One of the great attractions of educational technologies for many people is their potential to help open up and peer inside this so-called black box. For example:
  • When teachers talk in front of a class, there are only imperfect records of what transpired (teacher and student notes, memories of participants, what's left on the blackboard -- until that's erased). When lectures are recorded, on the other hand, there is a data trail that can be examined and potentially mined for related insights.
  • When students are asked to read in their paper textbook, there is no record of whether the book was actually opened, let along whether or not to the correct page, how long a page was viewed, etc. Not so when using e-readers or reading on the web.
  • Facts, figures and questions scribbled on the blackboard disappear once the class bell rings; when this information is entered into, say,  Blackboard TM (or any other digital learning management system, for that matter), they can potentially live on forever. 
And because these data are, at their essence, just a collection of ones and zeroes, it is easy to share them quickly and widely using the various connected technology devices we increasingly have at our disposal.
A few years ago I worked on a large project where a government was planning to introduce lots of new technologies into classrooms across its education system. Policymakers were not primarily seeking to do this in order to ‘transform teaching and learning’ (although of course the project was marketed this way), but rather so that they could better understand what was actually happening in classrooms. If students were scoring poorly on their national end-of-year assessments, policymakers were wondering: Is this because the quality of instruction was insufficient? Because the learning materials used were inadequate? Or might it be because the teachers never got to that part of the syllabus, and so students were being assessed on things they hadn’t been taught? If technology use was mandated, at least they might get some sense about what material was being covered in schools – and what wasn’t. Or so the thinking went ....
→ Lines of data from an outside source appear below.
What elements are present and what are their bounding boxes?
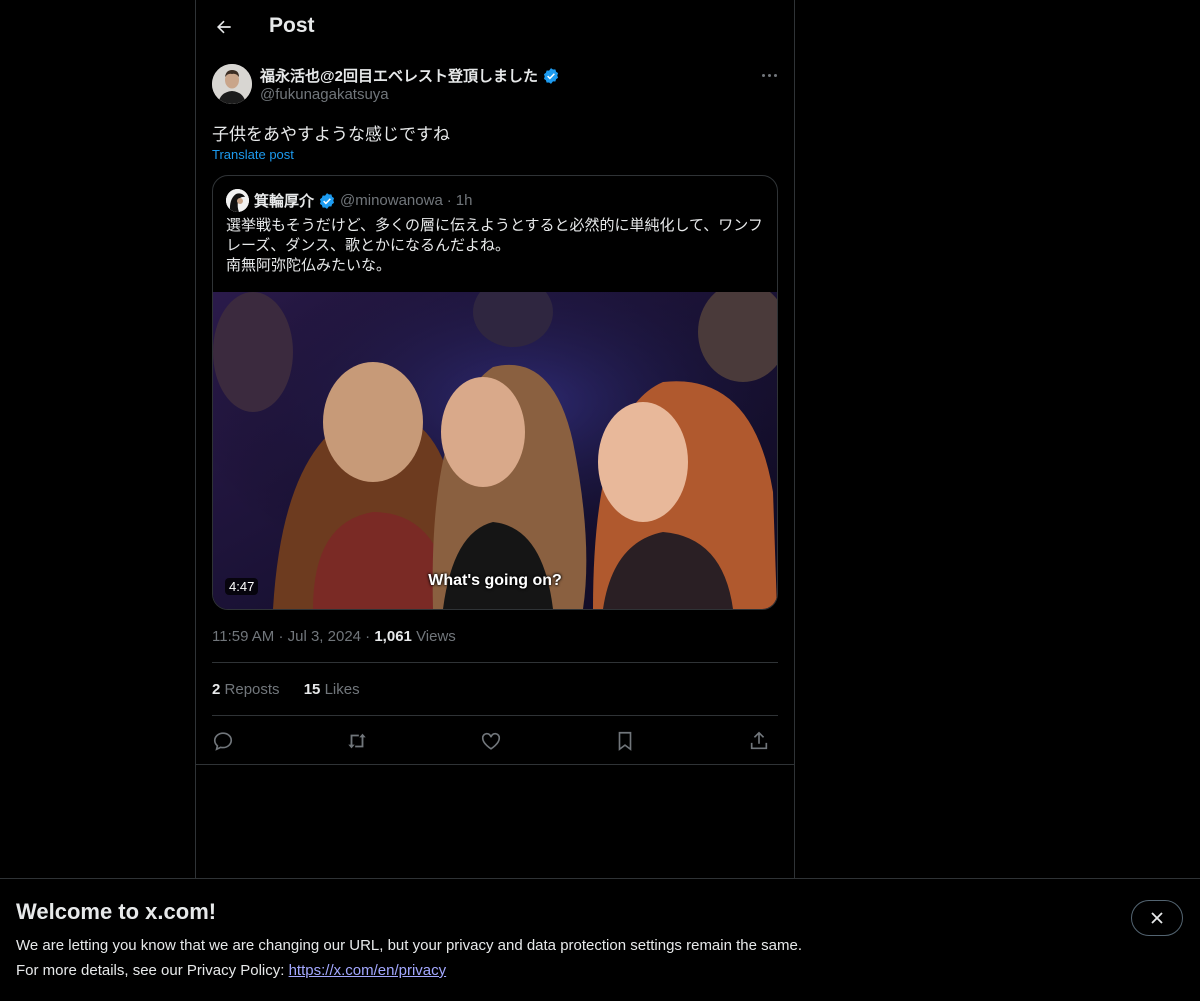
quote-author-name: 箕輪厚介: [254, 193, 315, 210]
like-icon: [481, 732, 501, 750]
quote-text-line: 南無阿弥陀仏みたいな。: [226, 257, 392, 274]
back-arrow-icon: [217, 20, 231, 34]
post-text: 子供をあやすような感じですね: [212, 125, 450, 144]
video-caption: What's going on?: [428, 572, 562, 589]
page-header: Post: [196, 0, 794, 53]
share-button[interactable]: [744, 727, 774, 755]
quote-time: 1h: [455, 192, 473, 209]
author-handle[interactable]: @fukunagakatsuya: [260, 86, 389, 103]
quote-header: 箕輪厚介 @minowanowa · 1h: [254, 190, 472, 211]
close-icon: [1151, 912, 1163, 924]
quote-text-line: 選挙戦もそうだけど、多くの層に伝えようとすると必然的に単純化して、ワンフ: [226, 217, 763, 234]
share-icon: [750, 731, 768, 750]
quote-author-avatar: [226, 189, 249, 212]
post-date[interactable]: Jul 3, 2024: [288, 628, 361, 645]
video-frame: [213, 292, 777, 609]
separator-dot: ·: [446, 192, 452, 209]
page-title: Post: [269, 14, 315, 37]
action-bar: [212, 727, 778, 755]
reposts-stat[interactable]: 2 Reposts: [212, 681, 280, 698]
more-icon: [761, 73, 765, 77]
close-banner-button[interactable]: [1131, 900, 1183, 936]
quote-text-line: レーズ、ダンス、歌とかになるんだよね。: [226, 237, 510, 254]
repost-icon: [348, 733, 366, 749]
post-time[interactable]: 11:59 AM: [212, 628, 274, 645]
views-count: 1,061: [374, 628, 412, 645]
repost-button[interactable]: [342, 727, 372, 755]
views-label: Views: [416, 628, 456, 645]
quoted-post[interactable]: 箕輪厚介 @minowanowa · 1h 選挙戦もそうだけど、多くの層に伝えよ…: [212, 175, 778, 610]
banner-privacy-prefix: For more details, see our Privacy Policy…: [16, 962, 289, 979]
video-player[interactable]: 4:47 What's going on?: [213, 292, 777, 609]
reposts-label: Reposts: [224, 681, 280, 698]
likes-count: 15: [303, 681, 321, 698]
welcome-banner: Welcome to x.com! We are letting you kno…: [0, 878, 1200, 1001]
post-column: Post 福永活也@2回目エベレスト登頂しました @fukunagakatsuy…: [195, 0, 795, 880]
verified-badge-icon: [543, 67, 559, 84]
banner-privacy-note: For more details, see our Privacy Policy…: [16, 962, 446, 979]
reply-icon: [213, 732, 233, 751]
post-meta: 11:59 AM · Jul 3, 2024 · 1,061 Views: [212, 628, 456, 645]
bookmark-button[interactable]: [610, 727, 640, 755]
divider: [212, 715, 778, 716]
banner-title: Welcome to x.com!: [16, 899, 217, 924]
privacy-policy-link[interactable]: https://x.com/en/privacy: [289, 962, 447, 979]
quote-text: 選挙戦もそうだけど、多くの層に伝えようとすると必然的に単純化して、ワンフ レーズ…: [226, 216, 766, 276]
quote-author-handle: @minowanowa: [340, 192, 443, 209]
separator-dot: ·: [278, 628, 284, 645]
back-button[interactable]: [210, 13, 238, 41]
more-button[interactable]: [756, 66, 782, 84]
separator-dot: ·: [365, 628, 371, 645]
verified-badge-icon: [319, 192, 335, 209]
author-name[interactable]: 福永活也@2回目エベレスト登頂しました: [260, 65, 560, 86]
likes-stat[interactable]: 15 Likes: [304, 681, 360, 698]
author-avatar[interactable]: [212, 64, 252, 104]
divider: [212, 662, 778, 663]
like-button[interactable]: [476, 727, 506, 755]
post-stats: 2 Reposts 15 Likes: [212, 681, 380, 698]
reply-button[interactable]: [208, 727, 238, 755]
divider: [196, 764, 794, 765]
reposts-count: 2: [212, 681, 221, 698]
translate-post-link[interactable]: Translate post: [212, 147, 294, 162]
banner-message: We are letting you know that we are chan…: [16, 937, 802, 954]
bookmark-icon: [618, 731, 632, 751]
author-name-text: 福永活也@2回目エベレスト登頂しました: [260, 68, 538, 85]
likes-label: Likes: [324, 681, 360, 698]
Yes, such digital trails are admittedly incomplete, and can obscure as much as they illuminate, especially if the limitations of such data are poorly understood and data are investigated and analyzed incompletely, poorly, or with bias (or malicious intent). They also carry with them all sorts of very important and thorny considerations related to privacy, security, intellectual property and many other issues.

That said, used well, the addition of additional data points holds out the tantalizing promise of potentially new and/or deeper insights than has been currently possible within 'analogue' classrooms.

But there is another 'black box of education' worth considering.

In many countries, there have been serious and expansive efforts underway to compel governments make available more ‘open data’ about what is happening in their societies, and to utilize more ‘open educational resources’ for learning – including in schools. Many international donor and aid agencies support related efforts in key ways. The World Bank is a big promoter of many of these so-called ‘open data’ initiatives, for example. UNESCO has long been a big proponent of ‘open education resources’ (OERs). To some degree, pretty much all international donor agencies are involved in such activities in some way.

There is no doubt that increased ‘openness’ of various sorts can help make many processes and decisions in the education sector more transparent, as well as have other benefits (by allowing the re-use and ‘re-mixing’ of OERs, teachers and students can themselves help create new teaching and learning materials; civil society groups and private firms can utilize open data to help build new products and services; etc.).

That said:
  • What happens when governments promote the use of open education data and open education resources but, at the same time, refuse to make openly available the algorithms (formulas) that are utilized to draw insights from, and make key decisions based on, these open data and resources?
  • Are we in danger of opening up one black box, only to place another, more inscrutable back box inside of it?